The MySQL server doesn't use the SSL certificate for your domain. MySQL's SSL is configured with the certificate for the domain tommy2.heliohost.org. Use that for your host.

[jaysaurus]

ok, but in which case, where am i deriving my SSL details from?

The auto-ssl setup via let's encrypt refers to the aforementioned `foo.helioho.st` and not tommy2.heliohost.org ... i've tried supplying that to my config. If I remove the 'ssl' property the site connects.  Do I need to supply anything else?

And hey, thanks for all the help thus far, it's enormously appreciated

(config in next post, it was playing up on this post)

 

[jaysaurus]

ugh well that rendered badly if you can't read that:

[Krydos]

Try this https://krydos.heliohost.org/ca.txt

[jaysaurus]

No joy,

django.db.utils.OperationalError: (2026, 'SSL connection error: error:0A000086:SSL routines::certificate verify failed')

But in fact, i think there's more to this.

Normally you would need to generate a new private key and certificate for the client. This typically involves the following steps:

1. Generate a new private key for the client.
2. Create a certificate signing request (CSR) for the new private key.
3. Submit the CSR to a certificate authority (CA) to get it signed, resulting in a new client certificate.

thus my config needs:

'ssl': {
              'ca': os.path.join(BASE_DIR, 'ca.pem'),
              'cert': os.path.join(BASE_DIR, 'cert.pem'),
              'key': os.path.join(BASE_DIR, 'key.pem'),
            }


and I can't generate those client certificates because I can't vouch for ownership of the domain: it's your domain. 

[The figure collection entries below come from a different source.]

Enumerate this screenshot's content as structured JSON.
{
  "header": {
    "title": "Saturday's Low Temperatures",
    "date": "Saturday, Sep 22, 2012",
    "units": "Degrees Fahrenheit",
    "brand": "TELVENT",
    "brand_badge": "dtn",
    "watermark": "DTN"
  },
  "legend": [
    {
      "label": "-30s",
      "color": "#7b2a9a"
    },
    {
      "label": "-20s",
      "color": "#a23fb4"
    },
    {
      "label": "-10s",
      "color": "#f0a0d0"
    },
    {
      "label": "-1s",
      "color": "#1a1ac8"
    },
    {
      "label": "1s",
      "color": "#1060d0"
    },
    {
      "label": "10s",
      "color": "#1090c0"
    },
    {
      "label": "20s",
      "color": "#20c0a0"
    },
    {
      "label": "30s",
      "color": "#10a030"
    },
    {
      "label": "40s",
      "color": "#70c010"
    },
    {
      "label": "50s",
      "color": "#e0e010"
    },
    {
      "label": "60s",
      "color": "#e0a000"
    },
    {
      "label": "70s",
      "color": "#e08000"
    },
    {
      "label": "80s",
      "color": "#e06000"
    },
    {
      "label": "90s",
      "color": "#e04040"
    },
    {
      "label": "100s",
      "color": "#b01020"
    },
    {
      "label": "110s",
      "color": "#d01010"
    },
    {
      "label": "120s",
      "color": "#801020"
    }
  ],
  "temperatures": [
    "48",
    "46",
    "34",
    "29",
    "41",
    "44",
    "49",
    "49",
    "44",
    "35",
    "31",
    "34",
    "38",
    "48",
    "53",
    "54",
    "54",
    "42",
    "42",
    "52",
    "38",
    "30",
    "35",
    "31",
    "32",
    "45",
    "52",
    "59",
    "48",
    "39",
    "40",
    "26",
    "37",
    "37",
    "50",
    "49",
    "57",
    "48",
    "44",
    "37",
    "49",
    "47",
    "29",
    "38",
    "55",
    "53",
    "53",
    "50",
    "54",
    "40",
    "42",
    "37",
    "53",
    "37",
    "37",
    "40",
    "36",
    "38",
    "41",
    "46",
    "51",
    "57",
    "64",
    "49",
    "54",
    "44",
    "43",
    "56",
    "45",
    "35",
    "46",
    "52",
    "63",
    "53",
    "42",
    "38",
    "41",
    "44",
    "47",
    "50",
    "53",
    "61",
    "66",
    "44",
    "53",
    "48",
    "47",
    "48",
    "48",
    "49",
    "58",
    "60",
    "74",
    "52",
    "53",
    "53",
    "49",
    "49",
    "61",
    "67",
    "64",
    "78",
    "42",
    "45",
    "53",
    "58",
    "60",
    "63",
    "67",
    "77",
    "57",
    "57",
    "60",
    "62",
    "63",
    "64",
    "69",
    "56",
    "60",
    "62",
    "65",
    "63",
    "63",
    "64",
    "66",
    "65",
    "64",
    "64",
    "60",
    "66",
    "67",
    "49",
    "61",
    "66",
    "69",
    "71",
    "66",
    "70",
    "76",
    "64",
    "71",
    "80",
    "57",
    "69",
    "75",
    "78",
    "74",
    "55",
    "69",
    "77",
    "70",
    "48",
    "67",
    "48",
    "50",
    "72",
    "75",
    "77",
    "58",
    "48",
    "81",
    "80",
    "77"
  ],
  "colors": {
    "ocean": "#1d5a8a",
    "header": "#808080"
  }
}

After a bunch of conversations with Chat GPT, this is the take home:

"typically in a hosting arrangement, the hosting provider owns and controls the physical server and the associated domain. As a customer, you’re renting space on their server to host your website or application. However, you usually have the ability to manage your own content and sometimes certain configurations within your rented space.

If you need to generate SSL certificates for a domain that’s controlled by your hosting provider, you would typically need to go through them or use a service they provide. This is because generating a certificate for a domain requires proving control over that domain, which is something the hosting provider would be able to do."

So is there some avenue through plesk to get my hands on a client key and certificate? Cos I don't think there's any way for me to do it with what I found on there... the key and certificate on the plesk page are - in all likelihood - the server key and certificate and SSL is asymmetric.

[Krydos]

Well, I think the guides you're following assume that the server certificate is self-signed, which explains why you think you need to include the ca.pem and everything. Our certificate is issued by Let's Encrypt (not self-signed) and any modern OS should accept secure connections to it without needing the chain.

And no, we're not going to give you the key because then the SSL is compromised and actually less secure than not using SSL at all.